Everyone knows Obama wasn't in the Senate at the time. The rest of the millions of us out here who were appalled at the Iraq invasion and furious at our elected officials for not standing up for us weren't in the Senate either, but we believe our own good judgment at the time, like Obama's, still *counted*, even though we had no power to change anything. It's not irrelevant that Obama spoke out against the war even though he wasn't a Senator at the time. It's not irrelevant that *I* spoke out in my small way in my community even though I was not and will never be a Senator. We weren't listened to, but it *counts*. It mattered. We suffered because we voiced our opinions. It wasn't popular, and for some of us it got really fucked up, the stuff that happened to us because we wouldn't shut up.
So, don't tell me Obama's stance means nothing, and that it wasn't brave, because it meant something and it was brave. All of us who stood up, it meant something, and it was brave.
TELL US. SENATOR OBAMA, EXACTLY WHAT YOU WOULD CHANGE--HOW--WHERE WOULD THE FUNDING COME FROM-
WHO WOULD PAY FOR IT. AND IN DOING SO, DO WHAT SUCCESSFUL CORPORATIONS DO--SET A TIMELINE AS TO WHAT WILL HAPPEN AND WHEN.
I'M NOT IN THE BUSINESS OF LOFTY PHARASES. DEFINE EXACTLY WHAT YOU MEAN BY CHANGE.
(P.S. - TURN YOUR CAPS LOCK OFF)
You can go to Obama's website where his policy proposals are laid out in detail. The information's there, or does Strong merely want to post nonsense?
The lack of intelligent discourse from supporters on both sides is absolutely and completely disheartening.

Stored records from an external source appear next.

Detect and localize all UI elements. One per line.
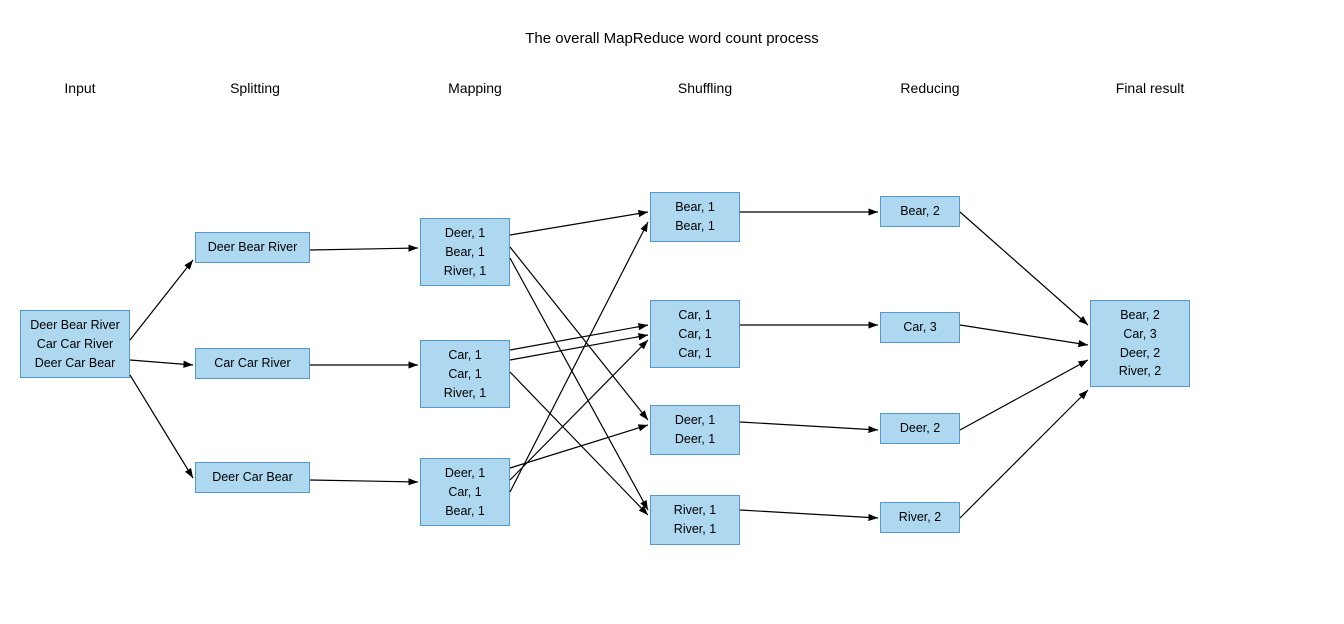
box-split1: Deer Bear River bbox=[195, 232, 310, 263]
box-reduce4: River, 2 bbox=[880, 502, 960, 533]
box-shuffle1: Bear, 1Bear, 1 bbox=[650, 192, 740, 242]
box-shuffle3: Deer, 1Deer, 1 bbox=[650, 405, 740, 455]
box-map3: Deer, 1Car, 1Bear, 1 bbox=[420, 458, 510, 526]
box-split2: Car Car River bbox=[195, 348, 310, 379]
box-reduce2: Car, 3 bbox=[880, 312, 960, 343]
box-shuffle2: Car, 1Car, 1Car, 1 bbox=[650, 300, 740, 368]
label-input: Input bbox=[30, 80, 130, 96]
box-reduce3: Deer, 2 bbox=[880, 413, 960, 444]
box-final: Bear, 2Car, 3Deer, 2River, 2 bbox=[1090, 300, 1190, 387]
label-final: Final result bbox=[1090, 80, 1210, 96]
box-map2: Car, 1Car, 1River, 1 bbox=[420, 340, 510, 408]
label-reducing: Reducing bbox=[880, 80, 980, 96]
box-shuffle4: River, 1River, 1 bbox=[650, 495, 740, 545]
label-splitting: Splitting bbox=[195, 80, 315, 96]
box-split3: Deer Car Bear bbox=[195, 462, 310, 493]
box-input: Deer Bear RiverCar Car RiverDeer Car Bea… bbox=[20, 310, 130, 378]
diagram-title: The overall MapReduce word count process bbox=[0, 30, 1344, 47]
label-mapping: Mapping bbox=[420, 80, 530, 96]
diagram: The overall MapReduce word count process… bbox=[0, 0, 1344, 624]
box-map1: Deer, 1Bear, 1River, 1 bbox=[420, 218, 510, 286]
box-reduce1: Bear, 2 bbox=[880, 196, 960, 227]
label-shuffling: Shuffling bbox=[650, 80, 760, 96]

Obviously the Obama supporters haven't really been listening to their own candidates words and the Clinton supporters haven't listened to their candidate either.

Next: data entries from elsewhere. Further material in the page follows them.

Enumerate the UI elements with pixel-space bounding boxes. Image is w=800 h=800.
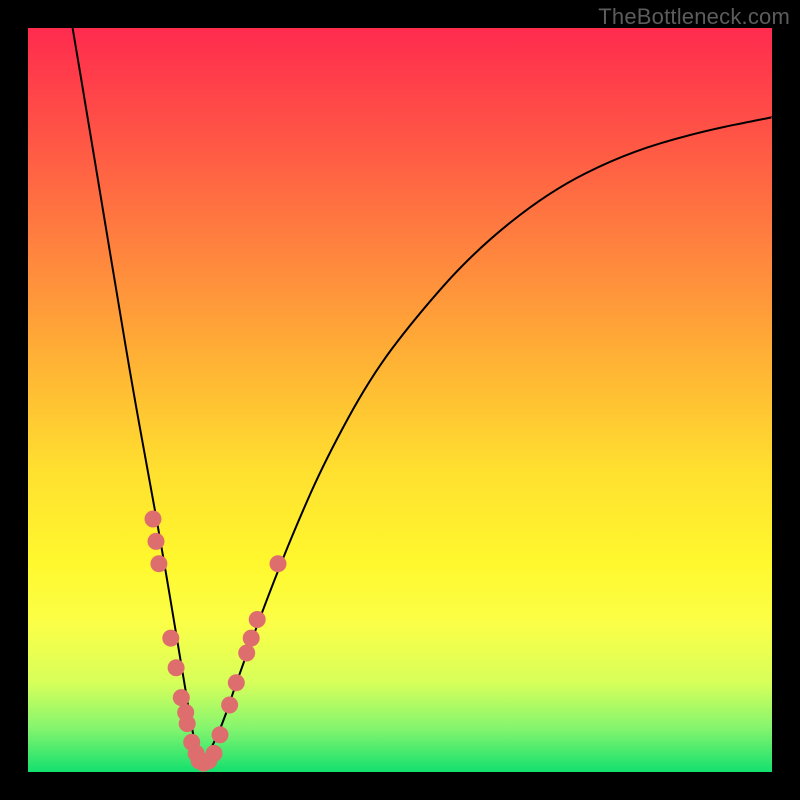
- scatter-dot: [150, 555, 167, 572]
- scatter-dot: [206, 745, 223, 762]
- scatter-dot: [168, 659, 185, 676]
- scatter-group: [145, 511, 287, 772]
- scatter-dot: [249, 611, 266, 628]
- scatter-dot: [228, 674, 245, 691]
- scatter-dot: [173, 689, 190, 706]
- scatter-dot: [212, 726, 229, 743]
- scatter-dot: [238, 645, 255, 662]
- chart-plot-area: [28, 28, 772, 772]
- scatter-dot: [221, 697, 238, 714]
- scatter-dot: [148, 533, 165, 550]
- chart-frame: TheBottleneck.com: [0, 0, 800, 800]
- scatter-dot: [243, 630, 260, 647]
- chart-svg: [28, 28, 772, 772]
- scatter-dot: [179, 715, 196, 732]
- watermark-text: TheBottleneck.com: [598, 4, 790, 30]
- scatter-dot: [145, 511, 162, 528]
- scatter-dot: [162, 630, 179, 647]
- scatter-dot: [270, 555, 287, 572]
- bottleneck-curve: [73, 28, 772, 761]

Both the candidates know that they are going to need each other to win the general. I just don't understand why their supporters don't get what they get.

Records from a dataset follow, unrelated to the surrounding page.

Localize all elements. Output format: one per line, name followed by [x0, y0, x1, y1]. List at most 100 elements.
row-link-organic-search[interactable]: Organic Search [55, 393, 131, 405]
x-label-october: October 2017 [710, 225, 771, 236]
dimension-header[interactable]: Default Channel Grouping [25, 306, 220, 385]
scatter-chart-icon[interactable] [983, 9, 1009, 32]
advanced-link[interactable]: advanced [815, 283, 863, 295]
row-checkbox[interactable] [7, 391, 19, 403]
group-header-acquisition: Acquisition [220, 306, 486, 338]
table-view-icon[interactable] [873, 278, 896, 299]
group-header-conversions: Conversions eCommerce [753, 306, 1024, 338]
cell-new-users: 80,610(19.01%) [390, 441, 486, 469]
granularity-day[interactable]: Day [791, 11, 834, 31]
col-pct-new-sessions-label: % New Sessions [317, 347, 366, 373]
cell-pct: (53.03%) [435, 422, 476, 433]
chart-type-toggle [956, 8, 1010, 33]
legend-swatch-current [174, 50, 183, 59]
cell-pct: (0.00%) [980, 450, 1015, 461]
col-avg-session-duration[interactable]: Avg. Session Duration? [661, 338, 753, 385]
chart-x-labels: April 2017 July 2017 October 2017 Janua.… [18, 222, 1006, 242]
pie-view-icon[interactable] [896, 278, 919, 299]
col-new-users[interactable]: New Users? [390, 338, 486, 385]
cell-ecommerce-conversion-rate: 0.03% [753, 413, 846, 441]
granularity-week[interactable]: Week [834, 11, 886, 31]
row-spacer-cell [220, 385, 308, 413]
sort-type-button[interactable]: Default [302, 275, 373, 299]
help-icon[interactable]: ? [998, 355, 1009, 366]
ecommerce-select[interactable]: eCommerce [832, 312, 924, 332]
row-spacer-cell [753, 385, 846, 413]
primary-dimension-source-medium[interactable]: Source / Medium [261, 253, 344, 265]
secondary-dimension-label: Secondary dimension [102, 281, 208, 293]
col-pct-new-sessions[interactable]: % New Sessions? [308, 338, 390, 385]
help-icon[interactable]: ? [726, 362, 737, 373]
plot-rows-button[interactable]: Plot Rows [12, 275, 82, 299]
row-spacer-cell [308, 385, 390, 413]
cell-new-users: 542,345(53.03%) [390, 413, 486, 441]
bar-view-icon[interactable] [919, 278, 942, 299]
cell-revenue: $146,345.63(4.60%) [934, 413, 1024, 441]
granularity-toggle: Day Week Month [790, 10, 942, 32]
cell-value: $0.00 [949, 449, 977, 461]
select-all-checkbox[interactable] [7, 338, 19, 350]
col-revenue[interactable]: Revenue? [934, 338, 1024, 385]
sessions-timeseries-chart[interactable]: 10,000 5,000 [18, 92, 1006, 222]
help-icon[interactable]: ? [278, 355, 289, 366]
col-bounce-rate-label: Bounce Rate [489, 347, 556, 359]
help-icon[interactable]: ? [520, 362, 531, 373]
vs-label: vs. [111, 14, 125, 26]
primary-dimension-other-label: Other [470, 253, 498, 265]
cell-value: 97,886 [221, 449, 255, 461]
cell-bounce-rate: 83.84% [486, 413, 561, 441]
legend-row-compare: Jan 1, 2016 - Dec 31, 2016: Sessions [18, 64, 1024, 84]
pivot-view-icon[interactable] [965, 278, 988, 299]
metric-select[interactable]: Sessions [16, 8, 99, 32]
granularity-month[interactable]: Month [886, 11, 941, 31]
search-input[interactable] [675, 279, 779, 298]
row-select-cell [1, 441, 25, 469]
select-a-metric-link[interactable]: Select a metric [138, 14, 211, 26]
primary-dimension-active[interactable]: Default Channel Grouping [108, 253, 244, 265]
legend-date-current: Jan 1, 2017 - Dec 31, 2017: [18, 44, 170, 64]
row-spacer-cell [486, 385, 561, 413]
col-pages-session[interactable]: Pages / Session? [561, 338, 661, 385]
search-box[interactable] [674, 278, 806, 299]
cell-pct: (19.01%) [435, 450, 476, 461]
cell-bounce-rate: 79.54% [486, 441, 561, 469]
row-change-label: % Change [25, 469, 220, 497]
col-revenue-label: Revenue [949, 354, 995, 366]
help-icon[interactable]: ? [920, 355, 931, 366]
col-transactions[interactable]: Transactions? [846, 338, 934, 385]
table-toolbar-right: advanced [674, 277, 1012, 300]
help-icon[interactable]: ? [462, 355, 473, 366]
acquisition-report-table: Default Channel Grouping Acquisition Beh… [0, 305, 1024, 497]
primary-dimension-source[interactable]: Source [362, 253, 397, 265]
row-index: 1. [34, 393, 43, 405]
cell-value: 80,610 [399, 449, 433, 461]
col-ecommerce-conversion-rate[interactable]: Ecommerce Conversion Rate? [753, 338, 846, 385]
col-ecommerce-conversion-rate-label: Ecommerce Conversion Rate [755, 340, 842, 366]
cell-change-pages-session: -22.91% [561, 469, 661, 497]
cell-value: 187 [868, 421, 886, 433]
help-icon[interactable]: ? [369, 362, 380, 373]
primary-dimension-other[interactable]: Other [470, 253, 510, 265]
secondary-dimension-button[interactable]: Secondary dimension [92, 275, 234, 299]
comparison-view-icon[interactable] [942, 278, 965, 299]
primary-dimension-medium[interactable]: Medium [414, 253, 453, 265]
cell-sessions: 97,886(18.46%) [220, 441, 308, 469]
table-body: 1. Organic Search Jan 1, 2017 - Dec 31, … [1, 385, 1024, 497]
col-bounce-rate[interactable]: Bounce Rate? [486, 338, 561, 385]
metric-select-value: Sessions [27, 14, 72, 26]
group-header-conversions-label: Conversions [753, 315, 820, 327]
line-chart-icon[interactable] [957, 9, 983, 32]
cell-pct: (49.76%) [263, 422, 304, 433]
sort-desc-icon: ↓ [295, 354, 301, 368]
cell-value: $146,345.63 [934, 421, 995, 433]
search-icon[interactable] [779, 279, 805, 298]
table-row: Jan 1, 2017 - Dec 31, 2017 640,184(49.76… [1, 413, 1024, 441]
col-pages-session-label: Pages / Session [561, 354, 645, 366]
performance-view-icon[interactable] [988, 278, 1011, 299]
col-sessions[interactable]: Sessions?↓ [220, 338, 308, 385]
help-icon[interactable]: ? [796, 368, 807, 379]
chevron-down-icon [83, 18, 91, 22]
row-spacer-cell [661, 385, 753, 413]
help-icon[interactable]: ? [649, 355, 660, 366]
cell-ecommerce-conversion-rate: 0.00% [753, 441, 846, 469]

Someone care to explain without ranting?
I am just as mystified as you are, but for an entirely different reason. If you care to hear my view on this as a whole, please scroll down and feel free..
Just look at McCain - he's doing just fine despite having the highest number of talk show wolves huffing and puffing at him, but they have yet to blow his house down because the majority of the people aren't really paying attention to blowhards like Limbaugh or Coulter. It's just a vocal and idiotic minority.
He's already a better campaign manager and based on the number of bills he has already authored will get done as much as the people around him will allow. He said himself "I cannot do it alone. If the American people really want change they need to get after their representatives." (paraphrased)
No matter who is elected they cannot do it alone. Those currently in power and the special interest groups are ruthless and will threaten or worse to get their way.
The support of the people behind the next president needs to be even greater than their influence. If a well intentioned elected official is being coerced behind the scenes it's time to make it public so the people can step forward and stand behind them.